Stephen Bunn, 17, attends Crocus Plains Regional Secondary School in Brandon. He says the native tradition, which involves the burning of sage, makes him feel closer to his younger brother, who was 15 when he killed himself in June.
He says that earlier this school year staff approached him and his sister and accused them of coming to school smelling like marijuana.
Bunn said the final straw came in November when a teacher took him to the principal's office.

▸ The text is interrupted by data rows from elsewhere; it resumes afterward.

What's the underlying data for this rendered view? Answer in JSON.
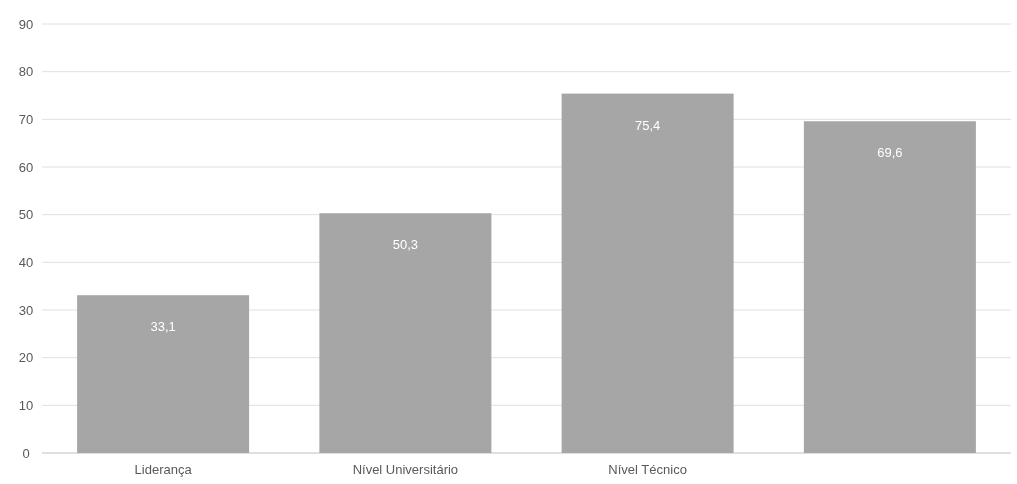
{
  "chart_data": {
    "type": "bar",
    "categories": [
      "Liderança",
      "Nível Universitário",
      "Nível Técnico",
      null
    ],
    "values": [
      33.1,
      50.3,
      75.4,
      69.6
    ],
    "value_labels": [
      "33,1",
      "50,3",
      "75,4",
      "69,6"
    ],
    "color": "#a6a6a6",
    "ylim": [
      0,
      90
    ],
    "yticks": [
      0,
      10,
      20,
      30,
      40,
      50,
      60,
      70,
      80,
      90
    ],
    "grid": "y"
  }
}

On the way, he said, the teacher was telling students not to touch Bunn and pushing them out of the way.
"I was embarrassed and was starting to get mad," Bunn told the aboriginal television network APTN.
The teen said there was no mention of the scent policy in the meeting and the principal asked Bunn if he was smoking weed.
"He said it was school policy that he ask me," said Bunn. "It’s obvious it was sage."
In December, Bunn's mother, Sandy Bunn, said she got a call from one of the school’s vice-principals.
"'We want you to notify us when he does (smudge) so we can send him home for the rest of the day,'" Bunn’s mother said she was told.
"'You need to educate your staff on the differences … sage doesn’t smell like weed,'" she said she told the vice-principal. "Why should he have to miss school for this?"
The Brandon School Division said in a statement Wednesday that it "actively promotes and encourages respect of a variety of religious and cultural practices, including the practices of our First Nations students and their families."
The board said it has asked an elder to work with staff and students to ensure smudging is done so as to minimize any discomfort to others.
It cited privacy reasons for not commenting on Bunn's case specifically.
Bunn said he is still smudging and hasn't had any problems.
He has posted his story on YouTube because, he said, he wants everyone to know what happened.